Now, in a reversal that begs astonishment to the extent we pay attention to it, many natural scientists in the West have become slickster cynics, skunks in the attic, thieves of our hope. Perhaps worse, many have all but become determinists, pre-Abrahamic creatures posing as progressives, who tell us that there is nothing we can or at any rate will do to deflect the cosmic tragedies rushing toward us. Our freedom to act, they of the new predestination priesthood—geneticists—tell us, is an illusion. The fact that they have to go well beyond the evidence science itself can provide to posture this way doesn’t matter much in the end. They scent our air, which is thus rendered rancid with rotting spirit.
Likely as not, Islamists will fall out among themselves, and so prime themselves for defeat and destruction. Likely as not too, the societies in whose midst they murder and maim, disgrace and degrade, will revolt and reconstitute themselves in due course to speed that defeat, probably with little help from us. It is starting to happen already. Maybe one morning fairly soon we’ll wake up and realize that, as with the plague of anarchist violence than wracked the latter half of the 19th century, the menace is pretty much gone, over with and done, burned itself out. We would be irresponsible to count on such an outcome, because a lot of bad things could happen before dawn—but it’s hardly far-fetched.
And then what will we do? Will we celebrate? What, exactly, will we celebrate? These days one has to wonder if we would know what to do with a happy ending even if it smacked us in the face. With any luck at all, we’re bound to find out, but the prognosis is worrying. After all, look what we in the West, and particularly in the United States, did with victory in the Cold War. It made us not more appreciative of liberal universalism but loutishly triumphal about it, to the point that we became giddy with our own humility—a strange sight to be sure. And with the collapse of our “materialist” Marxist-Leninist foe, that bastard stepchild of the Enlightenment, we became more materialistic in practice than they ever were in theory. No wonder we’re rusty at the old “war of ideas” business.

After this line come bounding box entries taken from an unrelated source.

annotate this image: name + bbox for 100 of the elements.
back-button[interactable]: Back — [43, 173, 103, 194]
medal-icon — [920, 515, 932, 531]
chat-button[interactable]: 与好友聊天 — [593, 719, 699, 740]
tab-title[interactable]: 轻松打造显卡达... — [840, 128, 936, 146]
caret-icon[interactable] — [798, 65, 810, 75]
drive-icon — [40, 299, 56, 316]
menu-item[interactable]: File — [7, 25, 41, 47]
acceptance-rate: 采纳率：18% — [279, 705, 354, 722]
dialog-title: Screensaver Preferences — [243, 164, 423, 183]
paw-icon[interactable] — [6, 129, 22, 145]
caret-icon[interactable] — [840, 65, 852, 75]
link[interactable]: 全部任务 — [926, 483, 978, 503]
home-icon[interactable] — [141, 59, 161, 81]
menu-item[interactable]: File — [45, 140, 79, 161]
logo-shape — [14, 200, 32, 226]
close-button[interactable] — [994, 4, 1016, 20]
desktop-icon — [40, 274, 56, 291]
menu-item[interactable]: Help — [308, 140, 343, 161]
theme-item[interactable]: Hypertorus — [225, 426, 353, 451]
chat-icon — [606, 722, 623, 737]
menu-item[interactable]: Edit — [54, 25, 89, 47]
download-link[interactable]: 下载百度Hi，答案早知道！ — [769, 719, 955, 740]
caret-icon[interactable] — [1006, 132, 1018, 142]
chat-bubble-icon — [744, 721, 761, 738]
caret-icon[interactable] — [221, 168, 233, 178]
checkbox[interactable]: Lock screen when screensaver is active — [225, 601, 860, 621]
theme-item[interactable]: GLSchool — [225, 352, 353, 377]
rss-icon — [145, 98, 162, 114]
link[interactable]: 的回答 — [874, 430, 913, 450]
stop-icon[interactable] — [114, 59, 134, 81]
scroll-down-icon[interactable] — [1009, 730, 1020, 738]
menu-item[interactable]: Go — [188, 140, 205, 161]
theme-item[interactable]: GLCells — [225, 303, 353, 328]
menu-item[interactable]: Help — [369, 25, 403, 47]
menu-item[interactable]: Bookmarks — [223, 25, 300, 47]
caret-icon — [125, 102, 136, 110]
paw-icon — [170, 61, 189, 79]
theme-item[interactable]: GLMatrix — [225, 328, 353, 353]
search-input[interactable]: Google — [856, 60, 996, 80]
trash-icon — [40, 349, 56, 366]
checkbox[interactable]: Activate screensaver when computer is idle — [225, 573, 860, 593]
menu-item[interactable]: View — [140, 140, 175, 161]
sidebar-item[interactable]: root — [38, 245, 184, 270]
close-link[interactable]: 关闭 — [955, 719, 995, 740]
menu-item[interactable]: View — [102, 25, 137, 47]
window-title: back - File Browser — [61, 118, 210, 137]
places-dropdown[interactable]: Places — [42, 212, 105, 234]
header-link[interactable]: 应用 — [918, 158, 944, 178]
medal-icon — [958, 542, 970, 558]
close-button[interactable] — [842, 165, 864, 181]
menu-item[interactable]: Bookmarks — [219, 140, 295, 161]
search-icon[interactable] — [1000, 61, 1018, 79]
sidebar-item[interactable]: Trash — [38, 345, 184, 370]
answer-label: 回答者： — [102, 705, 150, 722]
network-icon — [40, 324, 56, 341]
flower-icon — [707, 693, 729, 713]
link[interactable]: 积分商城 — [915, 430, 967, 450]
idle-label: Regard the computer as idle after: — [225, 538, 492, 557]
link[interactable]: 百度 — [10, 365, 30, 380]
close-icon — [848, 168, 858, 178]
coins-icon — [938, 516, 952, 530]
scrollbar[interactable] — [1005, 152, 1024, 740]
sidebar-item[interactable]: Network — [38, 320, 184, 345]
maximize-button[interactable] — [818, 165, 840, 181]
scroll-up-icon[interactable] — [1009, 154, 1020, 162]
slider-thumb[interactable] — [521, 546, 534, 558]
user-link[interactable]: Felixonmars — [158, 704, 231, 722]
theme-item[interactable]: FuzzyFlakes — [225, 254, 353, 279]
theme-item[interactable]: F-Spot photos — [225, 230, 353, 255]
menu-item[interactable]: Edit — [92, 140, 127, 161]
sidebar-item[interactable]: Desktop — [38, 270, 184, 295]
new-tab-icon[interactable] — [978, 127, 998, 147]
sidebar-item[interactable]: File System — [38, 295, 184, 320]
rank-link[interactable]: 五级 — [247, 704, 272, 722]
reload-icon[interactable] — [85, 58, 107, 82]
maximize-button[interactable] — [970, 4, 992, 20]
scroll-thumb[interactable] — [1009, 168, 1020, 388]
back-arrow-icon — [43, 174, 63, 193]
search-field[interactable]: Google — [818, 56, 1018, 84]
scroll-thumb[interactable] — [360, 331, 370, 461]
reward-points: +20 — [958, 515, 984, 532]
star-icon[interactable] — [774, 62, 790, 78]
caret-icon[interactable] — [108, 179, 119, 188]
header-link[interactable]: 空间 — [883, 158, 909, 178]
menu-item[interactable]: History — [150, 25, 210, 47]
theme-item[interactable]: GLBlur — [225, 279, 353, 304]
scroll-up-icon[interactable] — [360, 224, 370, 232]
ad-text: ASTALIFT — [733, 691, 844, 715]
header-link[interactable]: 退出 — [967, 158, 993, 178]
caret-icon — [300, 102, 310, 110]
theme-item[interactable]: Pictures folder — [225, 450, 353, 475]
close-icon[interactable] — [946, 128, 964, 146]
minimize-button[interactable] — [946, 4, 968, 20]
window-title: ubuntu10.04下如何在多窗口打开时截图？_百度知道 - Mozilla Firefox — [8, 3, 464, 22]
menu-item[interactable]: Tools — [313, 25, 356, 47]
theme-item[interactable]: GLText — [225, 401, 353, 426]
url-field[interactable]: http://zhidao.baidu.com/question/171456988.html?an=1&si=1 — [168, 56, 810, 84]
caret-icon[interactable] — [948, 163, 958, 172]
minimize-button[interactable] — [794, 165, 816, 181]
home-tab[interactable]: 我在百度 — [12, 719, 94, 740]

Let me not mislead you, dear reader. We do have a problem with Islamism and we therefore do have a stake in how the internal Muslim struggle now raging turns out. There are limits to what we can do to help the right side win, yes, but we are nowhere near reaching those limits yet. Yet it is still wrong and misleading, in my view, to characterize the struggle as one mainly about ideas that some yet-to-be-devised brilliant rational discourse can sway in our favor. In a way, that trivializes what the problem actually is. Yet it also means that we can ultimately prevail in this struggle even if we don’t manage an improbable “domestic revival” of liberalism. That constitutes at least a modest case for optimism, does it not?